ASCI ‘Complaints Insights 2021-22’ data shows about 33% of complaints are filed against the education sector. Edtech companies promote their courses by offering deep discounts.

In some edtech companies, teachers also act as sales representatives as they are even offered cash incentives as high as Rs 5,000 if a student they referred to, takes 5th class with the edtech company.“If a student wants to pursue a course, they are given trials. If the student is satisfied with the trial, parents enroll them in regular classes. For instance, of the 10 trials, if 3-5 are converted into regular classes, a teacher receives money accordingly,” said a teacher with an edtech giant.At the same time, these teachers have to fulfill certain metrics. “Switching on the camera during classes is mandatory and we need to encourage students by making use of ‘claps’ ‘Hats off’ and other icon images. We need to keep classes very interactive and have to be punctual too,” said the teacher. Also, if teachers are not punctual, after three warnings, some edtech firms even fire them immediately.

From online to offline

From India’s most-valued edtech unicorn to emerging edtech companies, all have started offline centres. BYJU’S, Unacademy, Vedantu and Physicswallah have opened many offline tuition centres to attract more students. People have realised the importance of face-to-face interaction for higher engagement levels and motivation, said Ranjita Raman, CEO, Jaro Education.Many edtech companies were started during pandemic times, and these companies started focusing only on growth without looking at stability. The edtech sector has realised that 360-degree attention is required in the business. This realisation has led to layoffs and restructuring. The fundings are phase-based funding, which is target and revenue driven.The approach that edtech took by focusing on only scaling the business and not looking at profitability has led to a significant dent in revenue structure, causing a delay in the various funding rounds, Raman said.
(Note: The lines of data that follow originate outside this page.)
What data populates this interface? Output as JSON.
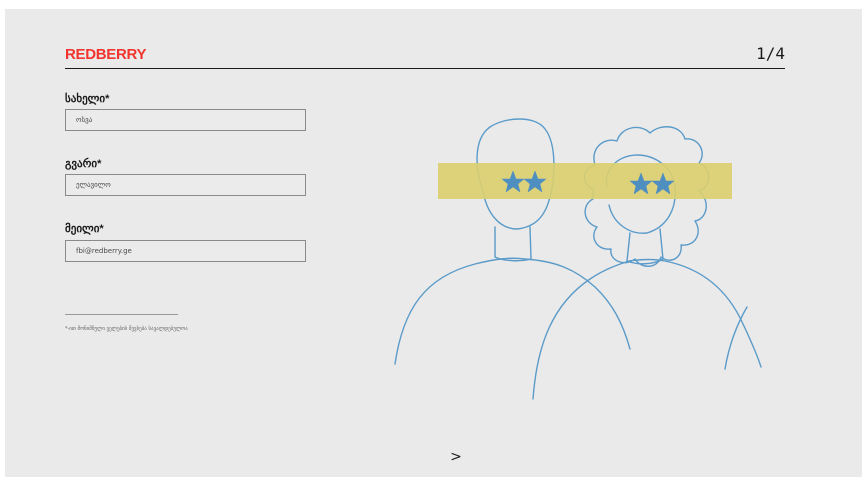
{
  "header": {
    "logo": "REDBERRY",
    "step": "1/4"
  },
  "form": {
    "fields": [
      {
        "label": "სახელი*",
        "value": "ოსვა"
      },
      {
        "label": "გვარი*",
        "value": "ელავილო"
      },
      {
        "label": "მეილი*",
        "value": "fbi@redberry.ge"
      }
    ],
    "note": "*-ით მონიშნული ველების შევსება სავალდებულოა"
  },
  "nav": {
    "next_icon": "chevron-right-icon",
    "next_glyph": ">"
  },
  "colors": {
    "brand": "#f2342e",
    "background": "#eaeaea",
    "line_art": "#5b9bc9",
    "highlight": "#dccf6e"
  }
}
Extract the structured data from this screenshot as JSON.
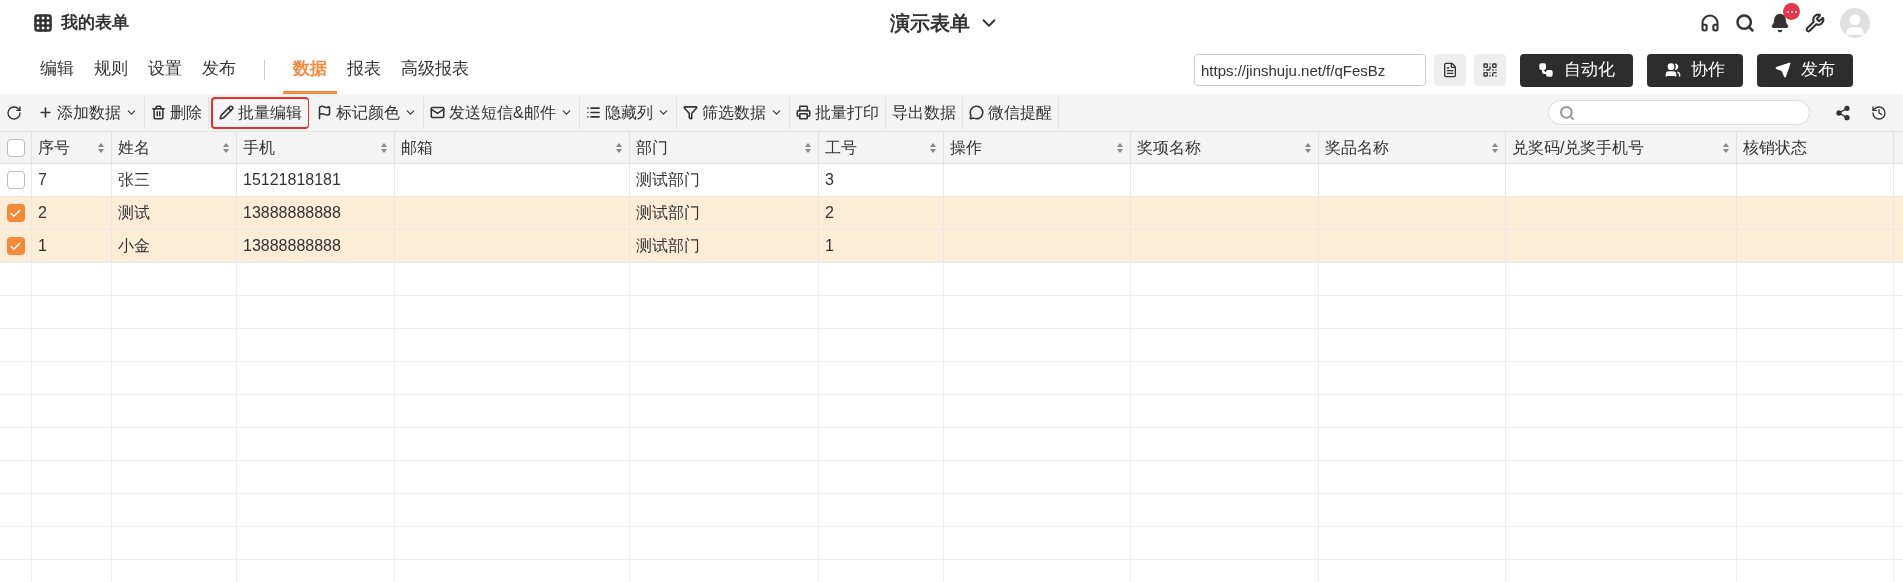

“Companies have started taking thoughtful steps in marketing spending. The marketing budget was reduced from 11.6% in 2019 to 8% in 2021 of the total revenue,” Raman added.Edtech firms charge anywhere between Rs 3,000 and Rs 35,000, depending on number of classes and syllabus. For NEET and JEE, it’s Rs 1 lakh upwards. Also, many are focusing on the hybrid model.Last month, Unacademy announced the launch of its first two offline learning centres in Kota, Rajasthan. The Unacademy Centres will facilitate the offline classes for learners and will extend access to top educators in the NEET-UG, IT JEE, and Foundation (9-10) course categories, it said.

It aims to enroll up to 15,000 learners in the first batch across all the upcoming Unacademy Centres in the 9 cities -Kota, Jaipur, Ahmedabad, Chandigarh, Patna, Pune, Bengaluru, Delhi, and Lucknow. The company has onboarded over 30 top educators for its Kota centres. Kota is now buzzing with poaching of teachers, as many edtech companies have started offline centres in the city.With multi-functional café, a massive library, doubt solving zones along with several classrooms and functional zones, Unacademy Centres cater everything to attract more students.

Edtech companies must transparently make their customers aware of all financial arrangements. They should adopt a self-regulatory code and practice the same, said Rameesh Kailasam, CEO, IndiaTech.
“The sector needs to communicate clearly and ensure that students are not falsely misled. More transparency and clarity are required from edtech in terms of accountability. While growth in business is undeniably critical, it is also of paramount importance to allow consumers to make more informed choices and decisions while being protected,” he added.